Mr. Brightside
And so – I made it!
Managed to scramble (stumble) through the plethora of hurdles that stood between me and home – after flight cancellations, hotel cancellations, rebookings after a chase madder than the Mad Hatter’s, and a detour to one of my favourite countries (for travelling) on Planet Earth, I landed in Hong Kong on Sunday evening.
What ensued was, of course, quite the experience. Stage after stage, trial after trial, pass after pass where my very own pass and home quarantine order papers would be checked, rechecked, and then triply checked to ensure that I am not – infectious, positive, or likely to pose a liability to the immaculately planned quarantine process that has come to define the airport’s greetings to all incoming visitors. What had once been a 15-minute-tops process of clearing customs and collecting one’s baggage, has evolved into a sprawling, behemothic exercise of protracted queues, fastidious examination and re-examination, and documentation fetish. Each to their own with their kinks, I suppose.
The staff and officers were absolutely lovely. I do not fault them – and indeed I must thank them for performing the thankless chores of staying up for the night shift, working till the early hours of the day, in handling the influx of passengers. Ironically, as Hong Kong ‘opens up’ gradually to external visitors, the queues have only emerged to be longer – a cleaner at the hotel reliably informed me that the waiting times for travellers, “back when quarantine was, you know, 14 days or 21 days”, were ‘only’ 45 minutes. Yesterday took me over 120 minutes.
Hong Kong had been an open, welcoming, and cosmopolitan city – one where financiers could rub shoulders (if they wished to) with backpackers and tourists, and where international expatriates and local colleagues could mingle after work at non-socially distanced pubs and venues. Rugby Sevens was a fixture, and so was Clockenflap (could you imagine a socially distanced Clockenflap? Certainly not when The Vaccines are in attendance – after all, we’d all be vaccinated then. Sadly, this is clearly no longer the case. We have been stuck in a purgatory of COVID-19 and pandemic controls for far too long: the cultural and performance arts industry is all but decimated, and so is the tourism sector. Many have opted for reskilling and reemployment elsewhere. Perhaps the only silver lining through this all is that we’ve initiated structural reforms to our manpower and labour unwittingly through the COVID-19 aftershocks.

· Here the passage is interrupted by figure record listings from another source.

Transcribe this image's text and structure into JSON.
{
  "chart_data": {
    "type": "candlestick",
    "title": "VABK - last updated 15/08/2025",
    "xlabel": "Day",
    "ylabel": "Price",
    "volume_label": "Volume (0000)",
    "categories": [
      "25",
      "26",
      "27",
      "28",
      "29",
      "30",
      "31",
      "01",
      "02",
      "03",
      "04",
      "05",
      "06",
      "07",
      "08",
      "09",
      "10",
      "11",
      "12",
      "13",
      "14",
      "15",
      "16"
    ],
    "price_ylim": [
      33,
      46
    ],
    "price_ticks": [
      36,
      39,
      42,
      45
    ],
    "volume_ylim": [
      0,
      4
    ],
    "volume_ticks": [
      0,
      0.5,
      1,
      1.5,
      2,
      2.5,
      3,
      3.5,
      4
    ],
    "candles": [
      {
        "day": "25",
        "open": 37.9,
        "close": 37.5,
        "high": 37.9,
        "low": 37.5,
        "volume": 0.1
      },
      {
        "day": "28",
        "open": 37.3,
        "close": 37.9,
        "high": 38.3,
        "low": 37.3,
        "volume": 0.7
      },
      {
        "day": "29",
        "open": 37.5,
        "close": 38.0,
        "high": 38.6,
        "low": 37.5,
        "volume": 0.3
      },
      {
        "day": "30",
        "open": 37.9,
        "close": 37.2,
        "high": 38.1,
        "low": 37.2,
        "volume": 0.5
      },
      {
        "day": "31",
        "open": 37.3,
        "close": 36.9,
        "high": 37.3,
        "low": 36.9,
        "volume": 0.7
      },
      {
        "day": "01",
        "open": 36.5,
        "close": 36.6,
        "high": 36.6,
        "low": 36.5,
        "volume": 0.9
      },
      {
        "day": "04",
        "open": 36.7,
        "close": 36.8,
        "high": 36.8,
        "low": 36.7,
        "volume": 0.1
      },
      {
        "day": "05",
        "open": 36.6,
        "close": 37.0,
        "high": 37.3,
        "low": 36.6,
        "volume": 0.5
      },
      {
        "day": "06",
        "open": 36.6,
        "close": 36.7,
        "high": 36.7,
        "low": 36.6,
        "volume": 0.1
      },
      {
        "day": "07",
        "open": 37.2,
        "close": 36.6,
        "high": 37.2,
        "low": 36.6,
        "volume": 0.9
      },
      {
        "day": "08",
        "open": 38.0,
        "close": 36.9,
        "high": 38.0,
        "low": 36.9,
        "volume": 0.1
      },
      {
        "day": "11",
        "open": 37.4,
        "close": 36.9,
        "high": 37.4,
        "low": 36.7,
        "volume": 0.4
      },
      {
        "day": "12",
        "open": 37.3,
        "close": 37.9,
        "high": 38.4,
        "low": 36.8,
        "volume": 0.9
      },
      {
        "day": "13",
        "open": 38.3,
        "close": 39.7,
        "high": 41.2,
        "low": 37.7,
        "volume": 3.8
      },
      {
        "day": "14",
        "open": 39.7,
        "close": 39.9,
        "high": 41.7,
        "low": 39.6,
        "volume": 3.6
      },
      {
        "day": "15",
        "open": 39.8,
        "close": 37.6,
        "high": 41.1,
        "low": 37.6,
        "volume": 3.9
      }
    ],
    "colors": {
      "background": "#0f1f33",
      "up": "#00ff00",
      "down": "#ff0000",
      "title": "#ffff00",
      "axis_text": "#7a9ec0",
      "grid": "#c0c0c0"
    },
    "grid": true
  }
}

Confirming that I was a Hong Kong resident with a hotel address turned out to be more difficult than expected – multiple papers, paired with a yellow pass-tag, coupled with smartphone screenshots of bookings, were needed. By the time I ploughed through the seventh hurdle (I believe, ‘twas to show to an officer my hotel address, and my boarding pass) and on my way to getting through immigration (finally!), it was clear: all this is well and truly through the looking-glass.

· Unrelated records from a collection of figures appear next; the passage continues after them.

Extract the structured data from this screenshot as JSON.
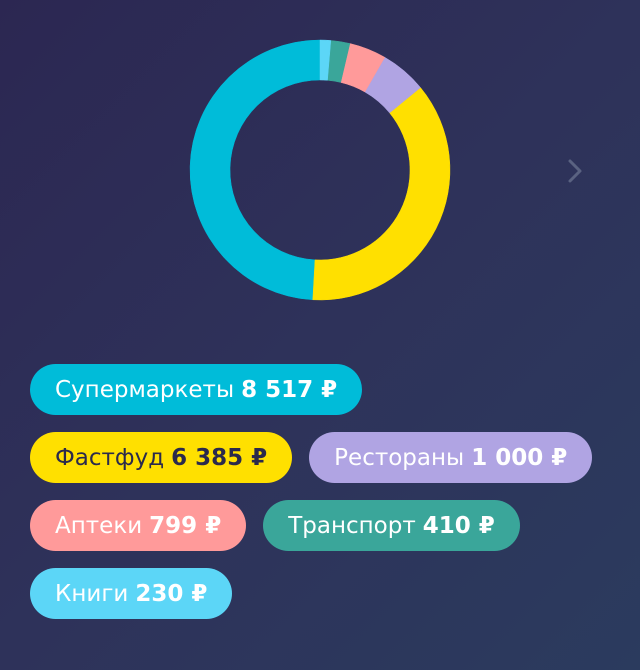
{
  "chart_data": {
    "type": "pie",
    "style": "donut",
    "segments": [
      {
        "name": "Супермаркеты",
        "value": 8517,
        "color": "#00bcd9"
      },
      {
        "name": "Фастфуд",
        "value": 6385,
        "color": "#ffe000"
      },
      {
        "name": "Рестораны",
        "value": 1000,
        "color": "#b0a4e3"
      },
      {
        "name": "Аптеки",
        "value": 799,
        "color": "#ff9a9a"
      },
      {
        "name": "Транспорт",
        "value": 410,
        "color": "#3aa69a"
      },
      {
        "name": "Книги",
        "value": 230,
        "color": "#5cd6f7"
      }
    ],
    "direction": "counterclockwise from top"
  },
  "categories": [
    {
      "label": "Супермаркеты",
      "amount": "8 517 ₽",
      "color": "#00bcd9",
      "text_color": "#ffffff",
      "row": 0
    },
    {
      "label": "Фастфуд",
      "amount": "6 385 ₽",
      "color": "#ffe000",
      "text_color": "#2b2a4c",
      "row": 1
    },
    {
      "label": "Рестораны",
      "amount": "1 000 ₽",
      "color": "#b0a4e3",
      "text_color": "#ffffff",
      "row": 1
    },
    {
      "label": "Аптеки",
      "amount": "799 ₽",
      "color": "#ff9a9a",
      "text_color": "#ffffff",
      "row": 2
    },
    {
      "label": "Транспорт",
      "amount": "410 ₽",
      "color": "#3aa69a",
      "text_color": "#ffffff",
      "row": 2
    },
    {
      "label": "Книги",
      "amount": "230 ₽",
      "color": "#5cd6f7",
      "text_color": "#ffffff",
      "row": 3
    }
  ],
  "navigation": {
    "next_icon": "chevron-right-icon",
    "next_color": "#5a6281"
  }
}
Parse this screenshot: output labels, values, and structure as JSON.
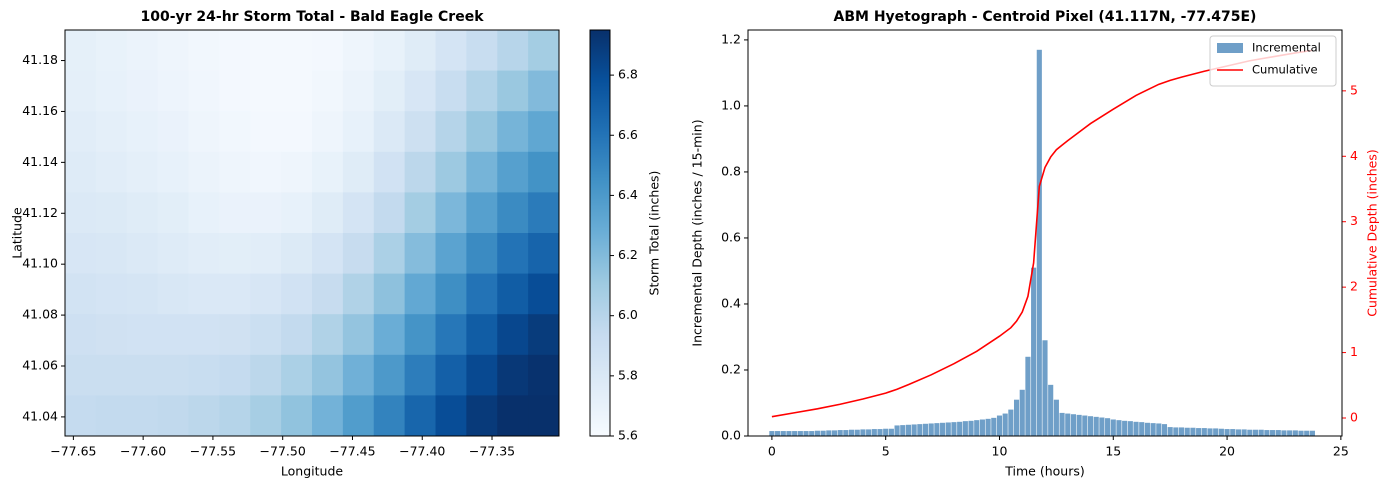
{
  "chart_data": [
    {
      "type": "heatmap",
      "title": "100-yr 24-hr Storm Total - Bald Eagle Creek",
      "xlabel": "Longitude",
      "ylabel": "Latitude",
      "xlim": [
        -77.656,
        -77.302
      ],
      "ylim": [
        41.0325,
        41.192
      ],
      "xticks": [
        {
          "value": -77.65,
          "label": "−77.65"
        },
        {
          "value": -77.6,
          "label": "−77.60"
        },
        {
          "value": -77.55,
          "label": "−77.55"
        },
        {
          "value": -77.5,
          "label": "−77.50"
        },
        {
          "value": -77.45,
          "label": "−77.45"
        },
        {
          "value": -77.4,
          "label": "−77.40"
        },
        {
          "value": -77.35,
          "label": "−77.35"
        }
      ],
      "yticks": [
        41.04,
        41.06,
        41.08,
        {
          "value": 41.1,
          "label": "41.10"
        },
        41.12,
        41.14,
        41.16,
        41.18
      ],
      "z": [
        [
          5.72,
          5.7,
          5.68,
          5.66,
          5.64,
          5.63,
          5.62,
          5.62,
          5.63,
          5.66,
          5.7,
          5.76,
          5.84,
          5.92,
          6.0,
          6.08
        ],
        [
          5.73,
          5.71,
          5.69,
          5.67,
          5.65,
          5.63,
          5.62,
          5.62,
          5.64,
          5.68,
          5.74,
          5.82,
          5.92,
          6.02,
          6.12,
          6.2
        ],
        [
          5.75,
          5.73,
          5.71,
          5.69,
          5.66,
          5.64,
          5.63,
          5.63,
          5.66,
          5.71,
          5.79,
          5.89,
          6.01,
          6.13,
          6.24,
          6.32
        ],
        [
          5.77,
          5.75,
          5.73,
          5.71,
          5.68,
          5.66,
          5.65,
          5.66,
          5.7,
          5.76,
          5.86,
          5.98,
          6.11,
          6.24,
          6.36,
          6.44
        ],
        [
          5.79,
          5.78,
          5.76,
          5.74,
          5.71,
          5.69,
          5.69,
          5.71,
          5.76,
          5.84,
          5.95,
          6.08,
          6.22,
          6.36,
          6.48,
          6.56
        ],
        [
          5.82,
          5.81,
          5.79,
          5.77,
          5.75,
          5.74,
          5.75,
          5.78,
          5.84,
          5.93,
          6.05,
          6.19,
          6.34,
          6.48,
          6.6,
          6.68
        ],
        [
          5.85,
          5.84,
          5.83,
          5.81,
          5.8,
          5.8,
          5.82,
          5.86,
          5.93,
          6.03,
          6.16,
          6.31,
          6.46,
          6.6,
          6.72,
          6.8
        ],
        [
          5.88,
          5.87,
          5.86,
          5.86,
          5.86,
          5.87,
          5.9,
          5.95,
          6.03,
          6.14,
          6.28,
          6.43,
          6.58,
          6.72,
          6.83,
          6.89
        ],
        [
          5.91,
          5.91,
          5.91,
          5.91,
          5.92,
          5.94,
          5.98,
          6.05,
          6.14,
          6.26,
          6.4,
          6.55,
          6.7,
          6.82,
          6.91,
          6.94
        ],
        [
          5.94,
          5.95,
          5.95,
          5.96,
          5.98,
          6.01,
          6.07,
          6.15,
          6.25,
          6.38,
          6.52,
          6.67,
          6.8,
          6.9,
          6.95,
          6.95
        ]
      ],
      "colormap": [
        "#f7fbff",
        "#deebf7",
        "#c6dbef",
        "#9ecae1",
        "#6baed6",
        "#4292c6",
        "#2171b5",
        "#08519c",
        "#08306b"
      ],
      "colorbar": {
        "label": "Storm Total (inches)",
        "clim": [
          5.6,
          6.95
        ],
        "ticks": [
          5.6,
          5.8,
          {
            "value": 6,
            "label": "6.0"
          },
          6.2,
          6.4,
          6.6,
          6.8
        ]
      }
    },
    {
      "type": "combo",
      "title": "ABM Hyetograph - Centroid Pixel (41.117N, -77.475E)",
      "xlabel": "Time (hours)",
      "ylabel": "Incremental Depth (inches / 15-min)",
      "y2label": "Cumulative Depth (inches)",
      "xlim": [
        -1.05,
        25.05
      ],
      "xticks": [
        0,
        5,
        10,
        15,
        20,
        25
      ],
      "ylim": [
        0,
        1.23
      ],
      "yticks": [
        {
          "value": 0,
          "label": "0.0"
        },
        0.2,
        0.4,
        0.6,
        0.8,
        {
          "value": 1,
          "label": "1.0"
        },
        1.2
      ],
      "y2lim": [
        -0.275,
        5.93
      ],
      "y2ticks": [
        0,
        1,
        2,
        3,
        4,
        5
      ],
      "legend": "upper right",
      "series": [
        {
          "name": "Incremental",
          "type": "bar",
          "color": "#6f9fc8",
          "width": 0.225,
          "x": [
            0,
            0.25,
            0.5,
            0.75,
            1,
            1.25,
            1.5,
            1.75,
            2,
            2.25,
            2.5,
            2.75,
            3,
            3.25,
            3.5,
            3.75,
            4,
            4.25,
            4.5,
            4.75,
            5,
            5.25,
            5.5,
            5.75,
            6,
            6.25,
            6.5,
            6.75,
            7,
            7.25,
            7.5,
            7.75,
            8,
            8.25,
            8.5,
            8.75,
            9,
            9.25,
            9.5,
            9.75,
            10,
            10.25,
            10.5,
            10.75,
            11,
            11.25,
            11.5,
            11.75,
            12,
            12.25,
            12.5,
            12.75,
            13,
            13.25,
            13.5,
            13.75,
            14,
            14.25,
            14.5,
            14.75,
            15,
            15.25,
            15.5,
            15.75,
            16,
            16.25,
            16.5,
            16.75,
            17,
            17.25,
            17.5,
            17.75,
            18,
            18.25,
            18.5,
            18.75,
            19,
            19.25,
            19.5,
            19.75,
            20,
            20.25,
            20.5,
            20.75,
            21,
            21.25,
            21.5,
            21.75,
            22,
            22.25,
            22.5,
            22.75,
            23,
            23.25,
            23.5,
            23.75
          ],
          "values": [
            0.015,
            0.015,
            0.015,
            0.015,
            0.015,
            0.015,
            0.015,
            0.015,
            0.016,
            0.016,
            0.017,
            0.017,
            0.018,
            0.018,
            0.019,
            0.019,
            0.02,
            0.02,
            0.021,
            0.021,
            0.022,
            0.022,
            0.032,
            0.033,
            0.034,
            0.035,
            0.036,
            0.037,
            0.038,
            0.039,
            0.04,
            0.041,
            0.042,
            0.043,
            0.045,
            0.046,
            0.048,
            0.05,
            0.052,
            0.055,
            0.062,
            0.068,
            0.08,
            0.11,
            0.14,
            0.24,
            0.51,
            1.17,
            0.29,
            0.155,
            0.11,
            0.07,
            0.068,
            0.066,
            0.064,
            0.062,
            0.06,
            0.058,
            0.056,
            0.054,
            0.05,
            0.048,
            0.046,
            0.045,
            0.043,
            0.042,
            0.04,
            0.039,
            0.038,
            0.036,
            0.027,
            0.026,
            0.026,
            0.025,
            0.025,
            0.024,
            0.024,
            0.023,
            0.023,
            0.022,
            0.021,
            0.021,
            0.02,
            0.02,
            0.019,
            0.019,
            0.019,
            0.018,
            0.018,
            0.018,
            0.017,
            0.017,
            0.017,
            0.016,
            0.016,
            0.016
          ]
        },
        {
          "name": "Cumulative",
          "type": "line",
          "axis": "y2",
          "color": "#ff0000",
          "x": [
            0,
            1,
            2,
            3,
            4,
            5,
            5.5,
            6,
            7,
            8,
            9,
            10,
            10.5,
            10.75,
            11,
            11.25,
            11.5,
            11.75,
            12,
            12.25,
            12.5,
            12.75,
            13,
            14,
            15,
            16,
            17,
            17.5,
            18,
            19,
            20,
            21,
            22,
            23,
            23.75
          ],
          "values": [
            0.02,
            0.08,
            0.14,
            0.21,
            0.29,
            0.38,
            0.44,
            0.51,
            0.66,
            0.83,
            1.02,
            1.25,
            1.38,
            1.48,
            1.62,
            1.86,
            2.37,
            3.54,
            3.83,
            3.99,
            4.1,
            4.17,
            4.24,
            4.5,
            4.72,
            4.93,
            5.1,
            5.16,
            5.21,
            5.3,
            5.38,
            5.46,
            5.52,
            5.58,
            5.62
          ]
        }
      ]
    }
  ]
}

Knackered. That’s how I felt when I’d finally exited the baggage reclamation space, with the anticipation that I’d be set free and allowed to hop on a bus to the hotel. Turned out I was doubly wrong – after two hours of extortionate walking (I clocked up a healthy few thousand steps in the process) that surely would prove to be too much for any elderly or frail individual – I was instructed that I had to queue in a line for the bus, to take me to an adjacent hotel. Such is life! But I, as with the all-time classic banger, am a Mr. Brightside… So here’s to a few more days of self-imposed isolation… The new Health Minister has pledged that the city would be reconnected with the world in time for the summit of financiers and who’s who in November. Perhaps, just perhaps, we’d open up before then.